HB 3090 passed out of its committee of first referral and is currently in the Ways and Means committee.

House Bill 2729 is also in Ways and Means. It would set aside $10 million over the next two years for the Oregon Agricultural Heritage Program, designed to preserve farmland and spur succession planning for future generations of farmers.

Connecting to food

Lewis is reluctant to label the type of people who are starting small farms. She said they come from many backgrounds and experiences.

One thing that’s for certain, however, is that consumers are driving the demand for local food production, much of which takes place on small farms.

“We’ve seen over the last 10 to 15 years (people) just wanting to know who your farmer is and where your food comes from,” she said.

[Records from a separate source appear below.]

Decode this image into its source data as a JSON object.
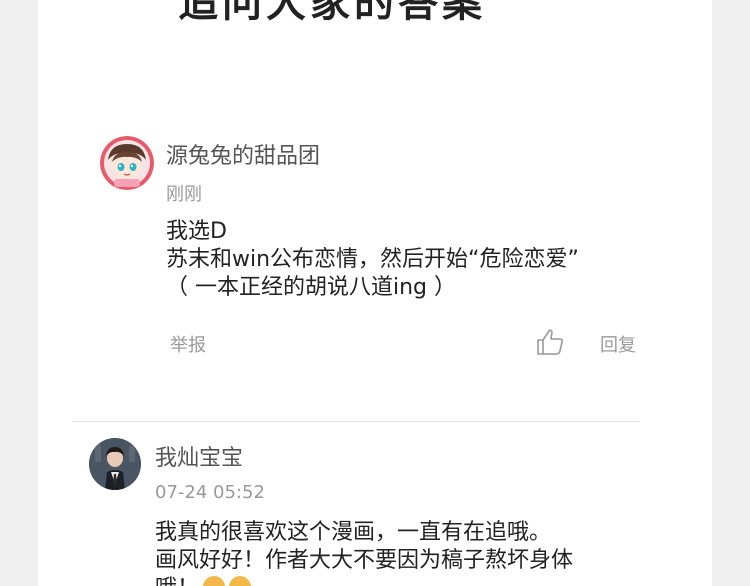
{
  "header": {
    "title_cutoff": "追问大家的答案"
  },
  "comments": [
    {
      "username": "源兔兔的甜品团",
      "time": "刚刚",
      "lines": [
        "我选D",
        "苏末和win公布恋情，然后开始“危险恋爱”",
        "（ 一本正经的胡说八道ing ）"
      ],
      "report_label": "举报",
      "reply_label": "回复",
      "like_icon": "thumbs-up-icon"
    },
    {
      "username": "我灿宝宝",
      "time": "07-24 05:52",
      "lines": [
        " 我真的很喜欢这个漫画，一直有在追哦。",
        "画风好好！作者大大不要因为稿子熬坏身体",
        "哦！"
      ]
    }
  ],
  "colors": {
    "background": "#efefef",
    "card": "#ffffff",
    "muted": "#999999"
  }
}
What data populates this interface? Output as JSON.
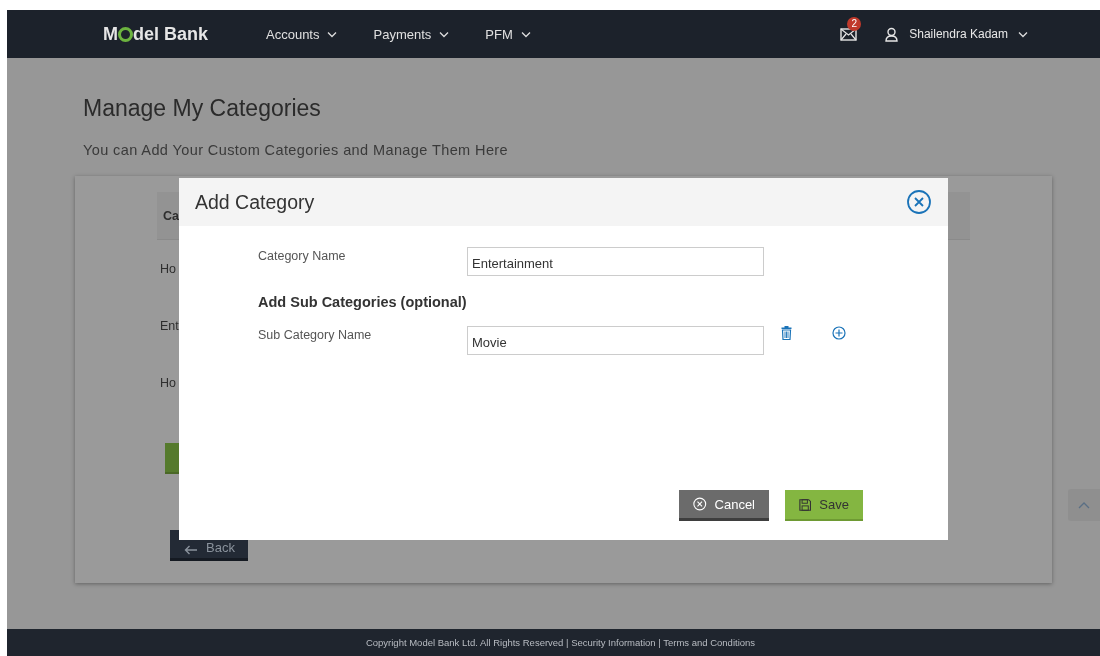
{
  "header": {
    "logo": {
      "start": "M",
      "end": "del Bank"
    },
    "nav": [
      {
        "label": "Accounts"
      },
      {
        "label": "Payments"
      },
      {
        "label": "PFM"
      }
    ],
    "mail_badge": "2",
    "user_name": "Shailendra Kadam"
  },
  "page": {
    "title": "Manage My Categories",
    "subtitle": "You can Add Your Custom Categories and Manage Them Here",
    "table": {
      "column_1": "Ca",
      "rows": [
        "Ho",
        "Ent",
        "Ho"
      ]
    },
    "back_button": "Back"
  },
  "modal": {
    "title": "Add Category",
    "fields": [
      {
        "label": "Category Name",
        "value": "Entertainment"
      }
    ],
    "section_heading": "Add Sub Categories (optional)",
    "sub_fields": [
      {
        "label": "Sub Category Name",
        "value": "Movie"
      }
    ],
    "buttons": [
      {
        "kind": "cancel",
        "label": "Cancel"
      },
      {
        "kind": "save",
        "label": "Save"
      }
    ]
  },
  "footer": {
    "copyright": "Copyright Model Bank Ltd. All Rights Reserved",
    "separator": "|",
    "links": [
      "Security Information",
      "Terms and Conditions"
    ]
  }
}
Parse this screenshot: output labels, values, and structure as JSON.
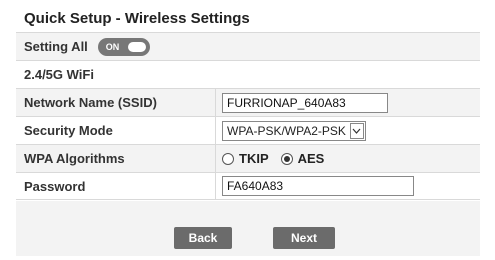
{
  "title": "Quick Setup - Wireless Settings",
  "setting_all": {
    "label": "Setting All",
    "toggle_text": "ON",
    "state": "on"
  },
  "section_header": "2.4/5G WiFi",
  "fields": {
    "ssid": {
      "label": "Network Name (SSID)",
      "value": "FURRIONAP_640A83"
    },
    "security": {
      "label": "Security Mode",
      "value": "WPA-PSK/WPA2-PSK"
    },
    "wpa": {
      "label": "WPA Algorithms",
      "options": [
        {
          "label": "TKIP",
          "selected": false
        },
        {
          "label": "AES",
          "selected": true
        }
      ]
    },
    "password": {
      "label": "Password",
      "value": "FA640A83"
    }
  },
  "buttons": {
    "back": "Back",
    "next": "Next"
  },
  "colors": {
    "button_bg": "#6b6b6b",
    "toggle_bg": "#777777",
    "alt_row_bg": "#f3f3f3",
    "border": "#d9d9d9"
  }
}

According to the national nonprofit Farmers Market Coalition, the number of farmers markets in the U.S. has grown rapidly over the last 25 years, from less than 2,000 in 1994 to 8,767 currently listed by the USDA in the National Farmers Market Directory.

Farmers also say they were drawn to the job by wanting to know more about their food.

Hillary Gallino, of Powder Creek Ranch in Beaver, Ore., began raising heritage Tamworth pigs on her grandmother’s 362-acre former dairy farm about four years ago. She farrows her own piglets, and starting this year will begin selling bacon and other cuts of meat at the Pacific City farmers’ market to help build her customer base.

“I’m hoping that I can reach more people. It’s very rural where I am,” Gallino said.

Gallino works as a housekeeper in Pacific City, but hopes to grow her business and farm full-time. She is passionate about the Tamworth breed, which she hopes will not be lost or forgotten amid mass production.

“I just found that I really enjoy raising the pigs,” she said. “I want to know where my food is coming from, and provide local food for other people and meat that has been humanely raised.”

Rod Wenger, of Down to Earth Farms in West Salem, started the business with his brother, Jordan, about two years ago. They grow a variety of produce and microgreens — vegetables harvested after their first leaves appear — on less than an acre, and sell at numerous farmers’ markets across the Willamette Valley.

“I think people have it in their head that you need a massive amount of space to grow food. That’s just not the case,” he said.

Wenger said he is not certain whether the business will expand in the future, but he is encouraged that his business can show people food can be grown on a local, small scale, even close to urban areas.

“I think it’s phenomenal,” Wenger said. “Anytime people can get closer to their food, it’s wonderful for our health and our culture.”